Ensuite, on assiste à une assimilation absolument infecte entre le Hamas et la population gazaoui, qui relève de la MEME bêtise que ceux qui assimilent le peuple juif à Ariel Sharon, ou les américains à Bush. Qui plus est quand les mêmes artisans d'amalgame affublent le Hamas du terme "barbare". L'équation est alors sous-entendue : gazaouis (à différencier du terme "palestiniens" qui concerne également les cisjordaniens du "courageux" Mahmoud Abbas) = Hamas = barbares. Ca vous semblera peut-être extrême de prêter cette assimilation aux partisans de la guerre, mais un article d'Haaretz la souligne : comment bombarder une zone de population aussi dense si vous ne considérez pas cette population comme négligeable ou méprisable ?

On rappellera utilement qu'Israël et sa "supériorité technologique" bombarbe des écoles, des hopitaux, empêche l'accès à Gaza des convois humanitaires, tue des étudiants et des médecins, et que sa ministre des affaires étrangères juge que "la situation humanitaire à Gaza est comme elle doit être". On commence à mentionner l'usage de bombes au phosphore, interdites par la convention de Genève.La liste des accords internationaux violés par l'état hébreux s'allonge chaque jour un peu plus.

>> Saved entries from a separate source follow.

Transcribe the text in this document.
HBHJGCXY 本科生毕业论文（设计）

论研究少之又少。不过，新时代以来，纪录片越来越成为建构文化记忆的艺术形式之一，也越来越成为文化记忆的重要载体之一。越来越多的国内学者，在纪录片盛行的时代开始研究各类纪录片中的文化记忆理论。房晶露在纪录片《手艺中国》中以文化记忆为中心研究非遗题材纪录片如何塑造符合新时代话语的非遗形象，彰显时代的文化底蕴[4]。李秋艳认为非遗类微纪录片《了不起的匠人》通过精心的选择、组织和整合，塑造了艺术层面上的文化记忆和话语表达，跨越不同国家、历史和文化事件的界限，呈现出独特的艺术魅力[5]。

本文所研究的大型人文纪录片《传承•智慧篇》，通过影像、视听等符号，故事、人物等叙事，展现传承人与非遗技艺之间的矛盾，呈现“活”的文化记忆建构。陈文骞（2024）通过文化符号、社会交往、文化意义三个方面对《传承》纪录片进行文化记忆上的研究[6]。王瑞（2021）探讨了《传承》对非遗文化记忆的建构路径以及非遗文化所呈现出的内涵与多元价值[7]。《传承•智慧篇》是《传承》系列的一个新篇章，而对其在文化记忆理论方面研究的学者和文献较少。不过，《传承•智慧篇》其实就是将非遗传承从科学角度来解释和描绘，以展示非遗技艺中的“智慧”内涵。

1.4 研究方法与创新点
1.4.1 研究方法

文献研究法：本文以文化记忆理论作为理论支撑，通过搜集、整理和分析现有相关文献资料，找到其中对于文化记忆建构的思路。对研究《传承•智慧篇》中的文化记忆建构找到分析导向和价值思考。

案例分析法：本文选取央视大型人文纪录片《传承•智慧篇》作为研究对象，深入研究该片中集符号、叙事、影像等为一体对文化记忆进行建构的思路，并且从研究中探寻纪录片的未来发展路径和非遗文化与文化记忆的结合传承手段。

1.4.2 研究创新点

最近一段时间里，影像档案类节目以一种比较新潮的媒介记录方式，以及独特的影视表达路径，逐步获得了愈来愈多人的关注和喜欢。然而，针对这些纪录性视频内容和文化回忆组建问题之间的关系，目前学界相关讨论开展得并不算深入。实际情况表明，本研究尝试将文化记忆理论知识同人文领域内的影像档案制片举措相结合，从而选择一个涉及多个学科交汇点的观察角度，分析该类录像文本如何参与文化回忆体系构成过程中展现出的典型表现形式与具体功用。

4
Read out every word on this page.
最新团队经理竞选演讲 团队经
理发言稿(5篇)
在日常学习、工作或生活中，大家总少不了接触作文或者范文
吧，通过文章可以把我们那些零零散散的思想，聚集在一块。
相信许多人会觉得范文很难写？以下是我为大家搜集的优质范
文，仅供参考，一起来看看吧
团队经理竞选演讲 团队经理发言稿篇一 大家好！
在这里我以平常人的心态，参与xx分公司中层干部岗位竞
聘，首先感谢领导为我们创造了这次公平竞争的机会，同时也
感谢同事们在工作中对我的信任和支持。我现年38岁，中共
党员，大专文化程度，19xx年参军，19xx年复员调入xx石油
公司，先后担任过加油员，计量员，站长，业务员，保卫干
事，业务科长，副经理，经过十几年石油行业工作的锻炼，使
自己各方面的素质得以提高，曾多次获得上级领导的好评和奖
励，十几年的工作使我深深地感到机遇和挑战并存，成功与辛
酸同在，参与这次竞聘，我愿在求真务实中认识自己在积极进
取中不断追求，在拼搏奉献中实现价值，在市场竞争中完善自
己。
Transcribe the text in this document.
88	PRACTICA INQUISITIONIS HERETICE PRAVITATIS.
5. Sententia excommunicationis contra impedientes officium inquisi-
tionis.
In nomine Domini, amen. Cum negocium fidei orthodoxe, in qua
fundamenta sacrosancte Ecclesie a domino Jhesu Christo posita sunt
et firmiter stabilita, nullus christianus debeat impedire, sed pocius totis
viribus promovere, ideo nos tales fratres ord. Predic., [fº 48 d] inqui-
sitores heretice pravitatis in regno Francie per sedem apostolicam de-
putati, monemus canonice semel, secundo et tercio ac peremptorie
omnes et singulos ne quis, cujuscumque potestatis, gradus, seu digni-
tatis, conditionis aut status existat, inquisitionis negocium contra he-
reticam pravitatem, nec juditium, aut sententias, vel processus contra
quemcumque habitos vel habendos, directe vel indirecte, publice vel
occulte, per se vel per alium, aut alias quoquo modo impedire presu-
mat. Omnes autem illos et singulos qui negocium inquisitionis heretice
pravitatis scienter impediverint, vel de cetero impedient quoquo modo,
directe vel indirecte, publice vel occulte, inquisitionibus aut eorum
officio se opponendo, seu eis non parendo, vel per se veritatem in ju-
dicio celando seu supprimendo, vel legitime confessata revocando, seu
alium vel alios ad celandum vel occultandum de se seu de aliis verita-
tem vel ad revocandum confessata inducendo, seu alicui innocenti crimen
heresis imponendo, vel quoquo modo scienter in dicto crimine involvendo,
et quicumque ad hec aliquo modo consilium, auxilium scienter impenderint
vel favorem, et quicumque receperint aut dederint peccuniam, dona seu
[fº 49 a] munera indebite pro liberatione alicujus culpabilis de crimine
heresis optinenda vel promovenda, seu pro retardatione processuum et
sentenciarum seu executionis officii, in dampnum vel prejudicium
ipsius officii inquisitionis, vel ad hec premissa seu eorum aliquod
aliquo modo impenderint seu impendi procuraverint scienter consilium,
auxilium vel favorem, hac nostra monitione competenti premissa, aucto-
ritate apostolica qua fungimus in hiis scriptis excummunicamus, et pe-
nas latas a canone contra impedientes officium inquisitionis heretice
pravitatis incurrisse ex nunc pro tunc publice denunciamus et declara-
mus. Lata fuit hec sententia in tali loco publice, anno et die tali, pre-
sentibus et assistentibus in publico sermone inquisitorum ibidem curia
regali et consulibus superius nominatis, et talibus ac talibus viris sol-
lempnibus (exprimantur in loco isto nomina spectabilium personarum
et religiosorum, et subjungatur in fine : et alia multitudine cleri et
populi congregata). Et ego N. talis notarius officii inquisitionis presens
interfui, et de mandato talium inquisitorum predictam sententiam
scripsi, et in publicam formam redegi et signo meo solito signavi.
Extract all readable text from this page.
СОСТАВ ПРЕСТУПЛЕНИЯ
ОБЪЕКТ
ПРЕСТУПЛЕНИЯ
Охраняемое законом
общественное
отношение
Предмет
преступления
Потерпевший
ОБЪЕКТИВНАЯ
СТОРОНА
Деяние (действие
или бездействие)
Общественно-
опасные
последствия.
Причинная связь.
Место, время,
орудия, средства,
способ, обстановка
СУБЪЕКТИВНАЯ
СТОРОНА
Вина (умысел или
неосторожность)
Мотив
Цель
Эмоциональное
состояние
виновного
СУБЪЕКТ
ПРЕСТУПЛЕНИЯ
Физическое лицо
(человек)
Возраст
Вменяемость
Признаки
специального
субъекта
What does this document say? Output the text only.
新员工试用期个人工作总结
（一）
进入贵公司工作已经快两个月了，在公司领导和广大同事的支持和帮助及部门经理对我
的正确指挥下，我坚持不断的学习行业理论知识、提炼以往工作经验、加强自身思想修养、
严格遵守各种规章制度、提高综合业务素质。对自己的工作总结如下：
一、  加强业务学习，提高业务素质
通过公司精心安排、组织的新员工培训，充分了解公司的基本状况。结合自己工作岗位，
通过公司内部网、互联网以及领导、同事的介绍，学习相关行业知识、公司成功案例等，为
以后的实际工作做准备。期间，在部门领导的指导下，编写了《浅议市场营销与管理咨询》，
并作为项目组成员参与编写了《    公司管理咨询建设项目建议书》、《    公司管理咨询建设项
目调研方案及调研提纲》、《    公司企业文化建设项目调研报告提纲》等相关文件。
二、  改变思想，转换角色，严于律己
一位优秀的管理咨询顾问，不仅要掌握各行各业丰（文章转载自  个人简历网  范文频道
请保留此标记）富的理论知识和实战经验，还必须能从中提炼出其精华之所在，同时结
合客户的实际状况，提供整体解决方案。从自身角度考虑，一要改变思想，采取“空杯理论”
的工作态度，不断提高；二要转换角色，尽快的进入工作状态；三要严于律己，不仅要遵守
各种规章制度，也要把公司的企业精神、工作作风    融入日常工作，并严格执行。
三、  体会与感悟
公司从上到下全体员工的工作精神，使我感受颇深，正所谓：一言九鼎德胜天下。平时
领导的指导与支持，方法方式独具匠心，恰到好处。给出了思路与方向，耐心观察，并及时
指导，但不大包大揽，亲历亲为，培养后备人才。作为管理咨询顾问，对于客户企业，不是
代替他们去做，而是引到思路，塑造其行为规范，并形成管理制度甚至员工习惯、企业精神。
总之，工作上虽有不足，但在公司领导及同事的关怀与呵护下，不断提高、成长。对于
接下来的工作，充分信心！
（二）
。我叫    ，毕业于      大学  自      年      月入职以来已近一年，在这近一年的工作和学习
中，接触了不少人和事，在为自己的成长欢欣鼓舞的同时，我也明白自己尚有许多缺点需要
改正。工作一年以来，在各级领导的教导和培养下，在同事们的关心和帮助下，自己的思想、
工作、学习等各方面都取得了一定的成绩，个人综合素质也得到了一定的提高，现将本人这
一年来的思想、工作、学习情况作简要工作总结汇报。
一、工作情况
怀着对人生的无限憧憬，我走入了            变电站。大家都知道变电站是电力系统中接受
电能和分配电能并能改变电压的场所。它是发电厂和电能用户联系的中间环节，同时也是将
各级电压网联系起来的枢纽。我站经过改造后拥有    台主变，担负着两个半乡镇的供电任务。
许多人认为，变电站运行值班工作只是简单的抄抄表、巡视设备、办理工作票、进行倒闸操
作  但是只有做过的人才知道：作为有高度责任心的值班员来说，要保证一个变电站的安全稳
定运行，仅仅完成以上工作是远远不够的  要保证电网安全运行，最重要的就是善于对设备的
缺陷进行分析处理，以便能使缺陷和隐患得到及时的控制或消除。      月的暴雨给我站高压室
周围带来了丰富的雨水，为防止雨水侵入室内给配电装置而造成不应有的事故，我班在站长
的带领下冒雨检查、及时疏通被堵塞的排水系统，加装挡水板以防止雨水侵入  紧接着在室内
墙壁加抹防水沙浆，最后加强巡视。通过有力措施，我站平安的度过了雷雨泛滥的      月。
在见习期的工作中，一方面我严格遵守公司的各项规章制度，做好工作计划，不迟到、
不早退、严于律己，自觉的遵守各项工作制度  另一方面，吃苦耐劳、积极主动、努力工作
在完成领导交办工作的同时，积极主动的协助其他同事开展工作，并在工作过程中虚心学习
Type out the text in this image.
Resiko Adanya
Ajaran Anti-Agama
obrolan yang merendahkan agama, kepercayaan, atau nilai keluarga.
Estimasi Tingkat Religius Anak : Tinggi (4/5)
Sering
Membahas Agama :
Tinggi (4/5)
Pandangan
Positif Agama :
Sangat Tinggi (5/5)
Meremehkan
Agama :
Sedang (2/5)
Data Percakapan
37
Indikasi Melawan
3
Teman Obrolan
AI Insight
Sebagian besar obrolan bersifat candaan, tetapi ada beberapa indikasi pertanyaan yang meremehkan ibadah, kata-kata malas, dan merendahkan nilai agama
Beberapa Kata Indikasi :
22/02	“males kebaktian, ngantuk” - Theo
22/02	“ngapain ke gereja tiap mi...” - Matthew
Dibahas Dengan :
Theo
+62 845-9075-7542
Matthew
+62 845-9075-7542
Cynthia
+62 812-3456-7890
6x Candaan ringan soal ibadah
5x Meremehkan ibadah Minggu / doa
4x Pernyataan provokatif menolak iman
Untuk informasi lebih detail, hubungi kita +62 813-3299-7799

L'action d'Israël peut, et doit, être qualifiée de barbare. Elle l'est. Lui opposer la barbarie du Hamas est une poudre aux yeux. Répondre à la barbarie par la barbarie, C'EST la barbarie. La question de la légitimité de cette action, présentée comme évidente ("vous feriez quoi, hein, si on envoyait des roquettes sur votre maison ?"), coupée de toute responsabilité antérieure, est ouverte. Cyniquement, on pourra dire que lea réponse n'interessera plus personne si l'action est efficace. Mais l'est-elle ? Son objectif avoué est de stopper les tirs de roquette sur le Sud d'Israel. Il n'en est jamais parti autant. Son but est d'affaiblir le Hamas, il n'a jamais été aussi populaire à Gaza.

Si en revanche, l'objectif était de tester l'apathie de la communauté internationale, et l'impunité d'Israel (comme, un peu plus tôt dans le siècle, l'impunité irakienne des américains), alors ne nous posons plus la question : c'est bien joué.